Lee Harvey Oswald was killed shortly after assassinating John F. Kennedy, but before authorities could determine his exact motives. Historians, including Lichtman, speculate that Oswald’s “Communist sympathies” and “connections to Cuba and the Soviet Union” may have had something to do with it, but the truth will never be known. A few months before Kennedy’s assassination, Oswald attempted, unsuccessfully, to assassinate former General Edwin Walker, a conservative independent candidate.

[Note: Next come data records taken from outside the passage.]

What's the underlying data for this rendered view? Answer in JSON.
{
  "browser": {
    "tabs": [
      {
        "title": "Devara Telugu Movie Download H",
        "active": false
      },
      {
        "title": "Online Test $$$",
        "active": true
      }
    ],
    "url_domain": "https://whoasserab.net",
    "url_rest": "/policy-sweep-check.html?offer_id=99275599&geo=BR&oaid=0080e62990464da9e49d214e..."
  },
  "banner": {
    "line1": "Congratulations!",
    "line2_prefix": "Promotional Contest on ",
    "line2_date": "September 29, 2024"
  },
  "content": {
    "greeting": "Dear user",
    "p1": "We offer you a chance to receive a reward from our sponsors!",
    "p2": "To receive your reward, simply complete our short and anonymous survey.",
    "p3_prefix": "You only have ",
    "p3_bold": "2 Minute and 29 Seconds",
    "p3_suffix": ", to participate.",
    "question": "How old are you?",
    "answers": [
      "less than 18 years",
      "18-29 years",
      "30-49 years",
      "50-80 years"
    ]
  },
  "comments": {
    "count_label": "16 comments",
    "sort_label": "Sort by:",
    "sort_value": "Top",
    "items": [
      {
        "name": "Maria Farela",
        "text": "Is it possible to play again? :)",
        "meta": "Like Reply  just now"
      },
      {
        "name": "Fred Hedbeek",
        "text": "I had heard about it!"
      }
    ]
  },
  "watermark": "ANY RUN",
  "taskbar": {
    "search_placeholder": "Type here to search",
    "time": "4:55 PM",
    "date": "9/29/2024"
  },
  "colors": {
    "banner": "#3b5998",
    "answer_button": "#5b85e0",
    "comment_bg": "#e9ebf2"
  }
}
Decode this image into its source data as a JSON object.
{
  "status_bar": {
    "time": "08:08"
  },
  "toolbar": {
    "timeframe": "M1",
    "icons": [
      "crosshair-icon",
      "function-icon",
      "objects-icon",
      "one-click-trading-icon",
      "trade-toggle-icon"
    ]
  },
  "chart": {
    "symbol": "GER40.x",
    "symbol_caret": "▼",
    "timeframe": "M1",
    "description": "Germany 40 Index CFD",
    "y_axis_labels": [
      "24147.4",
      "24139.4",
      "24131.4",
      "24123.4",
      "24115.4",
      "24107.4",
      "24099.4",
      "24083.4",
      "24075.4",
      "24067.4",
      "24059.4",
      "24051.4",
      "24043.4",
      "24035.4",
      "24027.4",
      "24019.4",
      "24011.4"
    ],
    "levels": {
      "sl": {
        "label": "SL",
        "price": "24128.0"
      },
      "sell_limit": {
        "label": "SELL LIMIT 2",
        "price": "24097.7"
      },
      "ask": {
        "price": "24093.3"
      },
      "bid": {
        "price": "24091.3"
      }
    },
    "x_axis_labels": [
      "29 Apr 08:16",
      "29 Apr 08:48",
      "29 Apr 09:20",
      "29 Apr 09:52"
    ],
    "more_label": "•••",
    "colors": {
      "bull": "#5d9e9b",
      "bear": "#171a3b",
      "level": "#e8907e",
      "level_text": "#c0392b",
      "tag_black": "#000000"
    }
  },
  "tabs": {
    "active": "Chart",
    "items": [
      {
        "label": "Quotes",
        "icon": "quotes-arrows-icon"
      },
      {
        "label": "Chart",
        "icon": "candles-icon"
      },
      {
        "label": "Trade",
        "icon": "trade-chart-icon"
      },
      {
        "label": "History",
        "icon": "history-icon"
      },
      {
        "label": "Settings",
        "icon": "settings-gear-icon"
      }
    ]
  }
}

The man who shot King Jr. was James Earl Ray, a habitual criminal who had previously praised Hitler and volunteered for a racist presidential campaign. For these reasons, Ray’s motives were presumed to be racial. “It’s clear that he was motivated by racism,” said Keith Miller, professor emeritus at Arizona State University who studies the civil rights movement. Ray pleaded guilty to murder on March 10, 1969, but claimed innocence a few days later, and King’s family began to suspect that the FBI may have been involved shortly after the assassination.
Thomas Hagan assassinated Malcolm X because of his Muslim faith. He was upset that Malcolm X had publicly criticized the Nation of Islam. “Malcolm expected to be assassinated after he broke with the Nation of Islam,” Miller said.
John Schrank, who attempted to assassinate Roosevelt in 1912, was, according to Lichtman, “a very ardent Progressive Republican” and mentally unstable. Schrank shot Roosevelt as he was preparing a campaign speech, but a folded copy of the speech in his coat slowed the bullet’s velocity. Roosevelt continued speaking for an hour. According to the Theodore Roosevelt Center, a letter found in Schrank’s possessions after he shot Roosevelt stated that he had two motives: his opposition to Roosevelt’s third term, and a dream in which former President William McKinley blamed Roosevelt for his death and encouraged him to take revenge on Schrank.
President Reagan was shot by John Hinckley Jr. for reasons unrelated to politics. Years after the incident, Hinckley Jr. admitted to investigators that he shot Reagan to impress actress Jodie Foster, with whom he was infatuated. “He does not appear to have any direct ties to any political movement or political motives,” Lichtman said.
Much remains unknown about the man who attempted to assassinate Trump, but state public voting records show he was a registered Republican. The FBI said Sunday that the case is still under investigation and that “the investigation to date has determined that[ing] The perpetrator acted alone.”